Executive functioning is a key element of the approach that Teacher Time To Go takes, Shemtob explained. She said that, often, the biggest hurdle for kids to get over in their academic careers is confidence.

“All of our teachers are trained to instill that idea of feeling good about yourself. A lot of what we do is [focus on] executive functioning, which is best understood as the skills we need every day to be successful in life,” she said. “We do a lot of planning and prioritizing and goal setting, organization, time management, task initiation and self-regulation. These are skills that aren’t taught in class. There’s no course for it, but kids are still expected and kind of required to understand and utilize these skills.”

Through it all, Shemtob has been able to gain a reputation for quality teaching and a business model that meets students where they are — literally and figuratively.

“We want to make this as easy as possible for families and kids to receive the support in an environment where they’re the most comfortable, so we go to family’s houses or local libraries or coffee shops,” she said.

No matter how many students come to Teacher Time To Go, Shemtob said that she wants to maintain its areas of focus as Montgomery County, Delaware County, Bucks County, Chester County, Philadelphia and South Jersey.

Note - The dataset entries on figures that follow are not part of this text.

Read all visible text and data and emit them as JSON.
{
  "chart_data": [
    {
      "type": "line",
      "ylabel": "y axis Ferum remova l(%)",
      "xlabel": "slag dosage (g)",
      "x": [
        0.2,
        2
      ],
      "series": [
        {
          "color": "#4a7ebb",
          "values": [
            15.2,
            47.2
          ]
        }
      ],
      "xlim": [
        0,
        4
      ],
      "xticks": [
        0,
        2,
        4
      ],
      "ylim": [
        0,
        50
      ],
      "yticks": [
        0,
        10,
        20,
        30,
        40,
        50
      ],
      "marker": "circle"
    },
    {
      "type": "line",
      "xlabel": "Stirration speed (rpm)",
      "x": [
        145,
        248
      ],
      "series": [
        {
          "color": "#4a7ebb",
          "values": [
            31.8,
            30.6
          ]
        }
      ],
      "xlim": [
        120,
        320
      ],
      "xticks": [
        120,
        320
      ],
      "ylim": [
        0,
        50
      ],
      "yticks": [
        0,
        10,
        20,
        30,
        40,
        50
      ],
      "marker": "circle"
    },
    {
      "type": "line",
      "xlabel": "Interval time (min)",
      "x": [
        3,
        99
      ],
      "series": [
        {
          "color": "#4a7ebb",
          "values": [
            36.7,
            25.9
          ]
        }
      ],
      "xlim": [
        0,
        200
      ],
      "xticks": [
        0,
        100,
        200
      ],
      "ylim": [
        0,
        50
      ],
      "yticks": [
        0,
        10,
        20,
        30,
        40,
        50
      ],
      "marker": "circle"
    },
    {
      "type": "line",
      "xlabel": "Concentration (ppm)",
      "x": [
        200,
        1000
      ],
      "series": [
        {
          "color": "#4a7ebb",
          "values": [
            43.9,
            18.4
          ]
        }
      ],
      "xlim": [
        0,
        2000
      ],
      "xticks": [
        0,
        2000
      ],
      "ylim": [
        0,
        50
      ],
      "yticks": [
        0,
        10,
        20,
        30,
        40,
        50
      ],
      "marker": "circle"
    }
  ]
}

She said that getting too big would mean that Teacher Time To Go would lose its personal touch. Every family that uses its services has her personal cell phone number, and she interviews every new tutor who joins the team.

For Shemtob, putting so much effort into Teacher Time To Go isn’t easy. She is currently about 36 weeks pregnant, but she said that she learned the value of two hardworking parents from her own mom and dad. Both of them were successful in their professional pursuits and still managed to raise her at the same time. Shemtob stressed that she has nothing but respect for stay-at-home parents, but that for her and her family, a different model works better.

“What works best for our family is working our butts off during the day, and I feel like I have two amazing jobs — running my tutoring company and then getting to spend time with my two-year-old and our anticipated son that will be here next month,” she said.